Kedua siswa – Mahadeb adalah 18, Rohit akan 18 segera – akan terus belajar di South Point di Kelas XI dan XII. Keduanya ingin belajar sains. Mahadeb ingin menjadi insinyur komputer. Rohit ingin menjadi perwira IAS. Mereka tidak dapat menemukan tempat di aliran ilmu pengetahuan dan dinasihati oleh para guru untuk melakukan perdagangan.
Pandemi virus corona berarti keduanya belum bisa kembali ke sekolah dulu. Jadi mereka mengambil kelas online. Konektivitas internet adalah momok. Rohit masih mengelola sementara Mahadeb memiliki waktu yang sulit. Pasokan listrik adalah masalah di mana dia tinggal, teleponnya sering kehabisan baterai dan konektivitas sangat buruk, dia berjalan di sekitar rumahnya, kadang-kadang untuk beberapa kilometer untuk menemukan tautan internet yang dapat digunakan.

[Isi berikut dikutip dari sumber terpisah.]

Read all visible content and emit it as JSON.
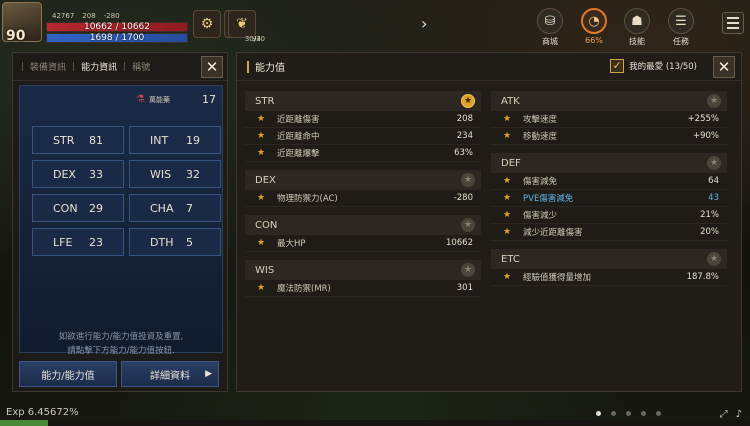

Tidak heran, kalau begitu, South Point School sangat bangga dengan kedua bocah lelaki itu. Mereka unggul dalam matematika, bahasa Bengali dan bahasa Inggris. Keahlian mereka adalah atletik. Kedua anak laki-laki itu menjadi ikon kecemburuan para siswa yang dibesarkan di kota yang tidak mampu bersaing.
“Ada kekhawatiran tentang bagaimana anak-anak lelaki itu akan menyesuaikan diri di South Point,” kata Kepala Sekolah Rupa Sanyal Bhattacharya, “karena anak-anak kadang-kadang bisa kejam. Tapi kami meningkatkan kekuatan mereka, keberhasilan mereka dalam atletik dan guru mengawasi upaya apa pun di intimidasi. Benar-benar tidak ada. “
Mahadeb dan Rohit bergabung dengan klub dayung sekolah dan tampil sangat baik. Mereka berencana untuk melanjutkan dengan mendayung di Kelas 11 dan 12.
“Kami tidak punya masalah di sekolah. Para siswa dan guru sangat mendukung,” kata mereka.
Sementara itu, Mahadeb juga menulis puisi. Rohit berkata, “Menulis puisinya sangat bagus dan siapa pun yang ia bagikan sangat terkesan.”
Rohit suka bermain kriket. Dia bahkan mendaftar di Akademi Kriket yang didirikan oleh mantan pemain kriket Sourav Ganguly di Salt Lake. Tetapi orang tuanya tidak dapat terus membayar biaya. Jadi itu sudah berhenti.
Tetapi kedua anak laki-laki sangat gembira dengan masa depan mereka dan berharap orang lain juga seberuntung yang mereka miliki.
Eksperimen untuk menarik siswa-siswa suku keluar dari lingkungan mereka yang biasa dan memberi mereka kesempatan untuk bersaing dengan yang terbaik jelas berhasil.
Peraih Nobel Abhijit Banerjee akan bangga dengan mereka.
“Sarjana makanan bersertifikat. Pencinta internet. Guru budaya pop. Gamer yang tidak menyesal. Penggemar musik fanatik.”